A once under-the-radar company called Aitekx debuted his RoboTruck in a small booth at the auto show in the west hall.

You tell me – does this sound like a Tesla to you? When I asked someone at the booth if the car was inspired by Cybertruck, he said “no.”


A fictional rocket-powered Fiero from the Fast and Furious franchise.

A fictional rocket-powered Fiero from the Fast and Furious franchise. Image Credits: Harry Weber for TechCrunch

Some of the show’s more memorable cars are works of fiction. A Fast and Furious exhibit features several vehicles from the long-running franchise, including an orbital Fiero and Vin Diesel’s Charger, both of which appear in F9: The Fast Saga.

Charger by Vin Diesel. Image Credits: Harry Weber for TechCrunch

Films are not about realism. They are about cars. And family.

Auto fixation on Amazon

amazon hyundai

Image Credits: Screenshot/Kirsten Korosec

Another highlight of the show is Hyundai’s tie-up with Amazon.

The online retailer said it will begin selling Hyundai vehicles in its US store late next year, adding that other brands will follow. This is not a surprising move, because the e-commerce giant already sells everything, including complete prefabricated houses.

Is the spotlight on EVs dim?

A combustion-engine Subaru Forester

A combustion-engine Subaru Forester. Image Credits: Harri Weber for TechCrunch.

I thought this myself going into the show, and to be clear: The spotlight is still on electrification.

Almost every automaker in attendance had a hybrid or all-electric vehicle on display – Chevrolet flashed the letters “ev” in its logo to bluntly drive home this point. (Like, OK Chevy, we get it.) And yet, during Subaru and Hyundai’s presentations, battery-electric cars seemed to take a back seat. Their presentations pay more attention to gas-guzzlers and hybrids. In doing so, they show an industry that recognizes the internal combustion engine’s destiny, but still depends on them for profit.

Beyond Electrification

A sea foam-green Kia concept EV.

A sea foam-green Kia concept EV. Image Credits: Harri Weber for TechCrunch.

Beyond electrification, other important environmental considerations – such as building with recycled materials and powering factories with renewable energy – seemed to be absent during the presentations. Last year, Fiat showed off some one-off vehicles that featured recycled gold and reclaimed ocean waste. The move seems to be more about the spectacle of it all, but at least it means that “recycled materials” take the stage.

This year, as Subaru of America President Jeff Walters took the stage, TechCrunch asked if he could talk about any environmental or sustainability considerations the company might have, such as using recycled materials, in new Forester. “Not off the top of my head,” he replied.

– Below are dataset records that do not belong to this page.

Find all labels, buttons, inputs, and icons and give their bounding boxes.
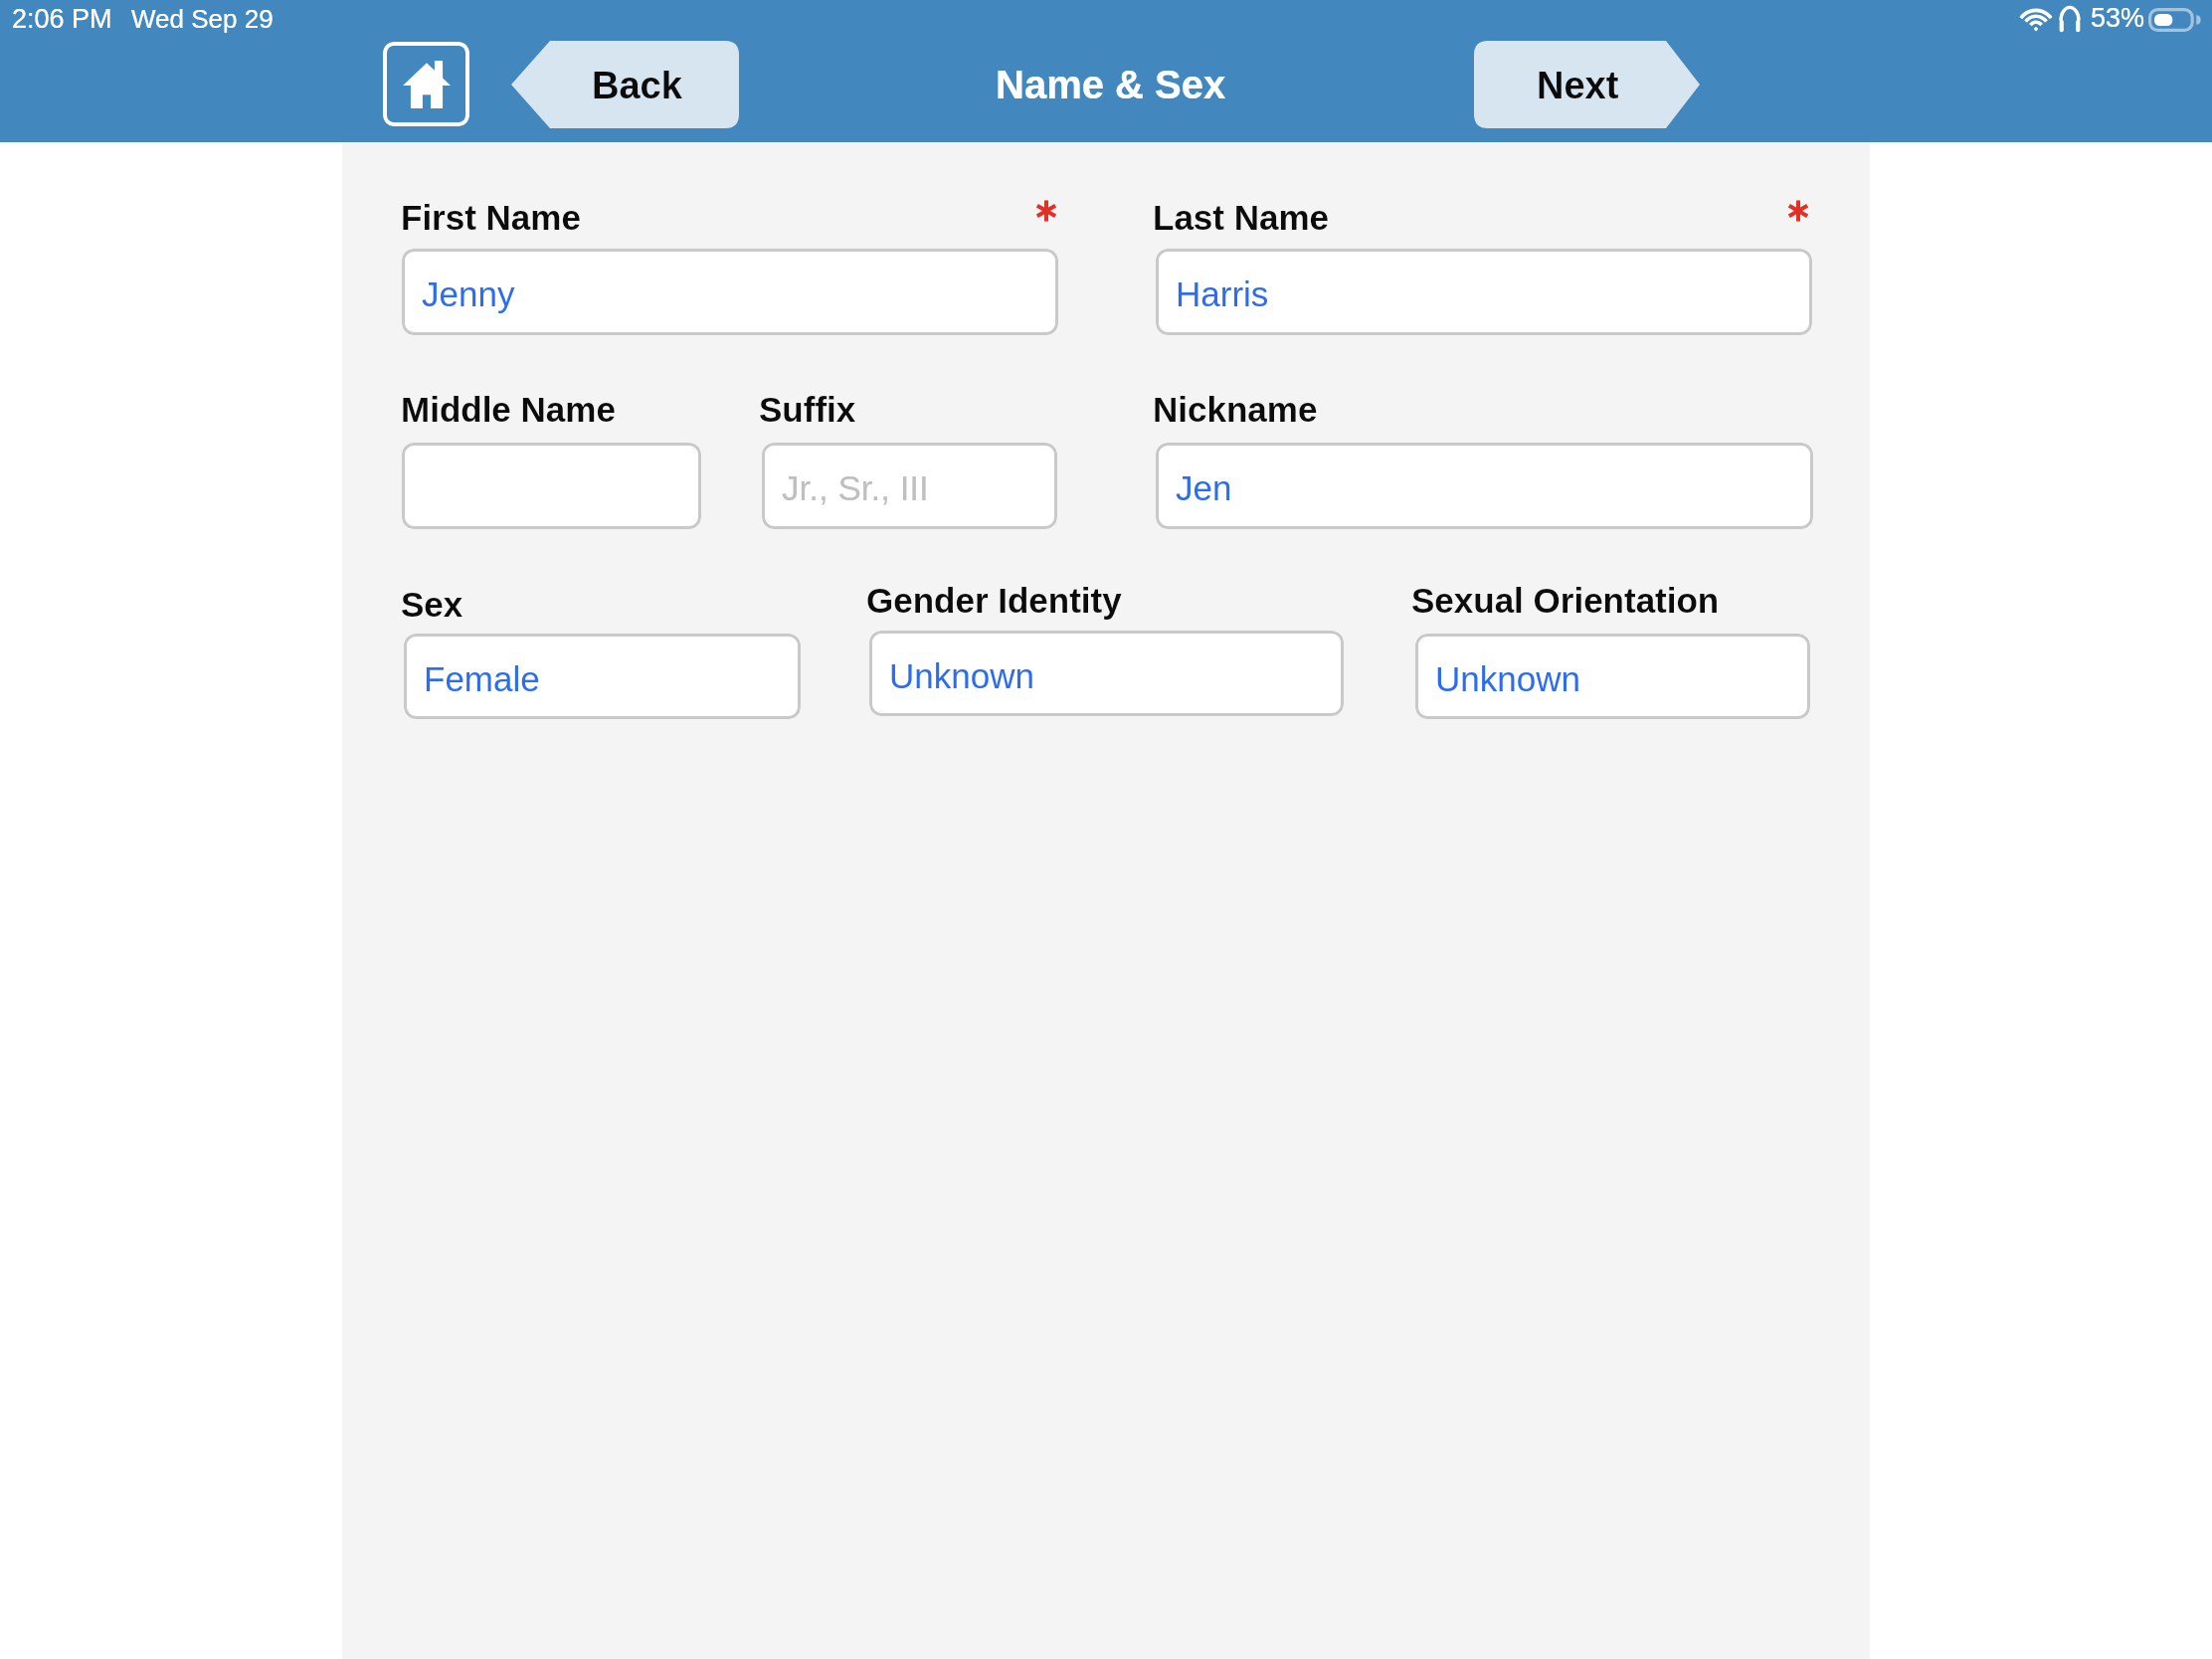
staticText: Jr., Sr., III xyxy=(782,468,929,507)
staticText: Suffix xyxy=(759,390,856,429)
button[interactable]: Harris xyxy=(1156,249,1812,335)
staticText: Next xyxy=(1537,65,1619,106)
staticText: Jenny xyxy=(422,275,515,313)
staticText: Gender Identity xyxy=(866,581,1122,620)
staticText: Sexual Orientation xyxy=(1411,581,1720,620)
staticText: Back xyxy=(592,65,682,106)
staticText: Harris xyxy=(1176,275,1269,313)
button[interactable]: Unknown xyxy=(869,631,1344,716)
button[interactable]: Female xyxy=(404,634,801,719)
staticText: Nickname xyxy=(1153,390,1318,429)
button[interactable]: Next xyxy=(1474,41,1700,128)
staticText: Jen xyxy=(1176,468,1232,507)
staticText: Female xyxy=(424,659,540,698)
staticText: 53% xyxy=(2091,3,2145,33)
staticText: Sex xyxy=(401,585,463,624)
button[interactable]: Jr., Sr., III xyxy=(762,443,1057,529)
staticText: Unknown xyxy=(889,656,1034,695)
button[interactable]: Jen xyxy=(1156,443,1813,529)
button[interactable]: Unknown xyxy=(1415,634,1810,719)
staticText: Middle Name xyxy=(401,390,616,429)
staticText: Last Name xyxy=(1153,198,1330,237)
staticText: Unknown xyxy=(1435,659,1580,698)
staticText: Name & Sex xyxy=(996,63,1226,107)
staticText: Wed Sep 29 xyxy=(131,4,274,33)
staticText: 2:06 PM xyxy=(12,4,112,34)
button[interactable] xyxy=(402,443,701,529)
button[interactable]: Jenny xyxy=(402,249,1058,335)
button[interactable]: Back xyxy=(511,41,739,128)
staticText: First Name xyxy=(401,198,581,237)
button[interactable]: Home xyxy=(383,42,469,126)
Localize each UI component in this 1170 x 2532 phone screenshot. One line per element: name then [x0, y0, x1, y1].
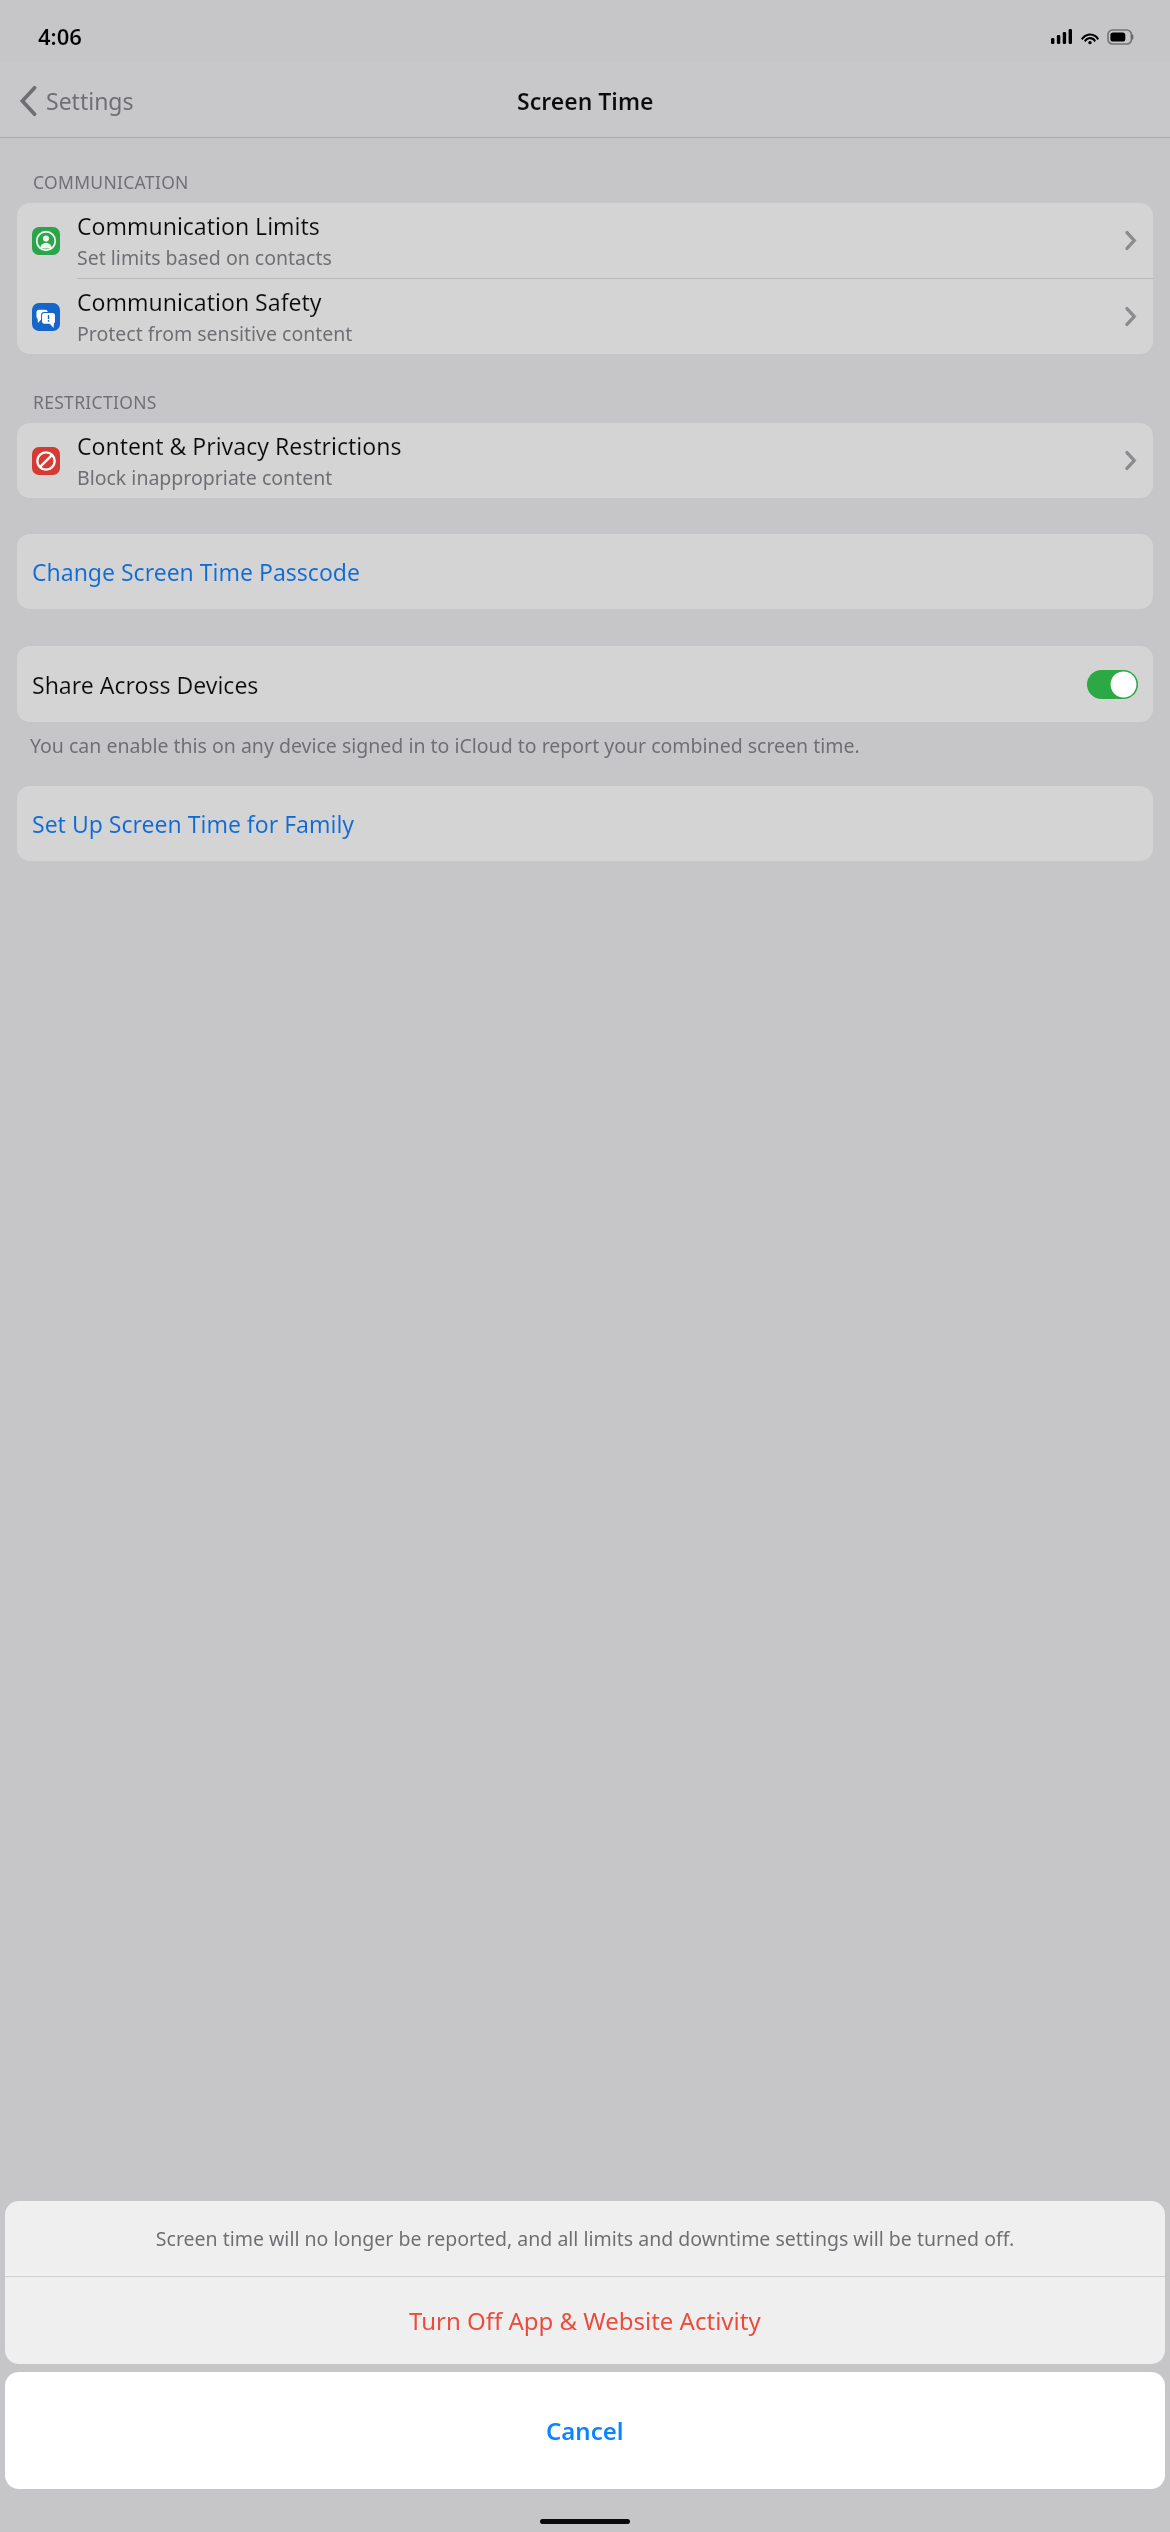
- staticText: Cancel: [546, 2414, 624, 2447]
- button[interactable]: Share Across Devices: [17, 646, 1153, 722]
- staticText: You can enable this on any device signed…: [30, 732, 860, 759]
- staticText: Content & Privacy Restrictions: [77, 430, 402, 461]
- staticText: Settings: [46, 85, 134, 116]
- staticText: Protect from sensitive content: [77, 320, 353, 347]
- button[interactable]: Set Up Screen Time for Family: [17, 786, 1153, 861]
- other: More: [1125, 231, 1136, 250]
- staticText: Communication Safety: [77, 286, 322, 317]
- staticText: Turn Off App & Website Activity: [409, 2304, 761, 2337]
- other: More: [1125, 451, 1136, 470]
- button[interactable]: Content & Privacy Restrictions: [17, 423, 1153, 498]
- staticText: 4:06: [38, 21, 82, 51]
- other: More: [1125, 307, 1136, 326]
- button[interactable]: Communication Safety: [17, 279, 1153, 354]
- staticText: Share Across Devices: [32, 669, 1087, 700]
- staticText: Set Up Screen Time for Family: [32, 808, 355, 839]
- staticText: Set limits based on contacts: [77, 244, 332, 271]
- staticText: COMMUNICATION: [33, 170, 189, 194]
- staticText: Block inappropriate content: [77, 464, 333, 491]
- button[interactable]: Communication Limits: [17, 203, 1153, 279]
- staticText: Screen Time: [517, 85, 654, 116]
- other: Share Across Devices toggle: [1087, 670, 1138, 699]
- staticText: Change Screen Time Passcode: [32, 556, 360, 587]
- staticText: Screen time will no longer be reported, …: [31, 2225, 1139, 2252]
- staticText: Communication Limits: [77, 210, 320, 241]
- button[interactable]: Settings: [12, 77, 142, 124]
- staticText: RESTRICTIONS: [33, 390, 157, 414]
- button[interactable]: Change Screen Time Passcode: [17, 534, 1153, 609]
- button[interactable]: Cancel: [5, 2372, 1165, 2489]
- button[interactable]: Turn Off App & Website Activity: [5, 2277, 1165, 2364]
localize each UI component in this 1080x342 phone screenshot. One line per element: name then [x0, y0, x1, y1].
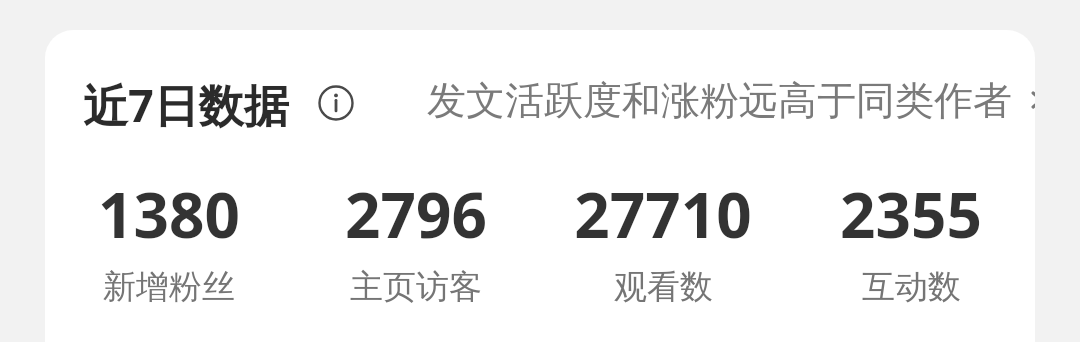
- staticText: 2355: [840, 172, 982, 256]
- button[interactable]: 发文活跃度和涨粉远高于同类作者: [427, 30, 1035, 170]
- staticText: 新增粉丝: [103, 266, 235, 308]
- button[interactable]: 27710: [539, 170, 787, 308]
- staticText: 近7日数据: [83, 74, 289, 135]
- staticText: 观看数: [614, 266, 713, 308]
- staticText: 发文活跃度和涨粉远高于同类作者: [427, 76, 1012, 125]
- button[interactable]: 2796: [292, 170, 539, 308]
- staticText: 主页访客: [350, 266, 482, 308]
- staticText: 互动数: [862, 266, 961, 308]
- staticText: 1380: [98, 172, 240, 256]
- staticText: 27710: [574, 172, 752, 256]
- button[interactable]: 2355: [787, 170, 1035, 308]
- button[interactable]: 近7日数据: [45, 30, 1035, 342]
- button[interactable]: 1380: [45, 170, 292, 308]
- button[interactable]: 说明: [316, 83, 356, 123]
- staticText: 2796: [345, 172, 487, 256]
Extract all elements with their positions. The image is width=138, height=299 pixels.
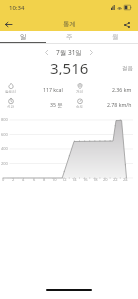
staticText: 18: [93, 177, 98, 182]
staticText: 걸음: [122, 65, 133, 72]
staticText: 거리: [76, 90, 84, 95]
button[interactable]: Back: [0, 16, 17, 33]
staticText: 800: [1, 117, 8, 122]
staticText: 0: [2, 177, 5, 182]
staticText: 주: [66, 33, 73, 41]
staticText: 20: [103, 177, 108, 182]
staticText: 14: [72, 177, 77, 182]
button[interactable]: 주: [46, 31, 92, 43]
staticText: 시간: [7, 105, 15, 110]
staticText: 12: [62, 177, 67, 182]
staticText: 칼로리: [5, 90, 16, 95]
staticText: 10: [52, 177, 57, 182]
staticText: 200: [1, 161, 8, 166]
button[interactable]: 칼로리: [0, 81, 69, 96]
staticText: 3,516: [50, 58, 89, 75]
button[interactable]: Share: [118, 16, 135, 33]
staticText: 월: [112, 33, 119, 41]
button[interactable]: 일: [0, 31, 46, 43]
staticText: 일: [20, 33, 27, 41]
staticText: 16: [83, 177, 88, 182]
button[interactable]: 속도: [69, 96, 138, 111]
staticText: 600: [1, 132, 8, 137]
staticText: 2: [12, 177, 15, 182]
staticText: 24: [123, 177, 128, 182]
button[interactable]: Previous day: [41, 47, 52, 58]
staticText: 속도: [76, 105, 84, 110]
staticText: 8: [43, 177, 46, 182]
button[interactable]: 거리: [69, 81, 138, 96]
staticText: 400: [1, 146, 8, 151]
button[interactable]: Next day: [86, 47, 97, 58]
button[interactable]: 월: [92, 31, 138, 43]
staticText: 2.36 km: [112, 86, 132, 93]
staticText: 통계: [63, 20, 76, 28]
staticText: 6: [33, 177, 36, 182]
staticText: 35 분: [50, 101, 63, 108]
staticText: 22: [113, 177, 118, 182]
staticText: 10:34: [9, 4, 25, 12]
staticText: 7월 31일: [56, 48, 82, 57]
staticText: 4: [22, 177, 25, 182]
button[interactable]: 시간: [0, 96, 69, 111]
staticText: 117 kcal: [43, 86, 63, 93]
staticText: 2.78 km/h: [107, 101, 132, 108]
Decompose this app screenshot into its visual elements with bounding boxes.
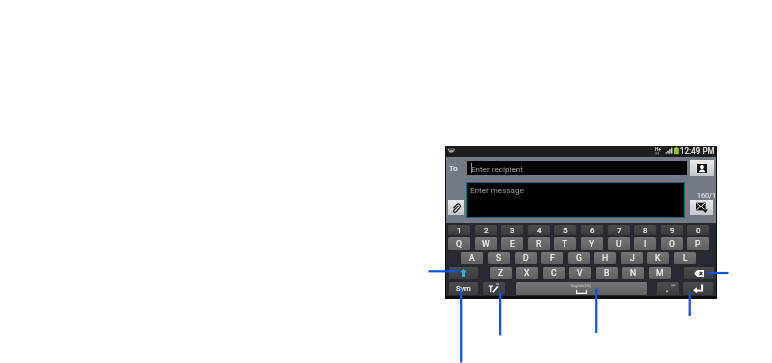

Lucid didn’t say anything on stage, but Lucid design boss Derek Jenkins offstage told TechCrunch that the automaker has leather alternatives, burl wood and recycled yarn inside its SUV. Jenkins also emphasized that renewables make up a portion of the energy that powers its production facility.

On the contrary, Kia stood out this year when it comes to sustainability talking points. The company showed two concept EVs, and said they show an alternative leather based on mushrooms, hemp fibers, recycled fabrics, natural dyes and bio-plastics. However, take this with a grain of salt – these are not production vehicles.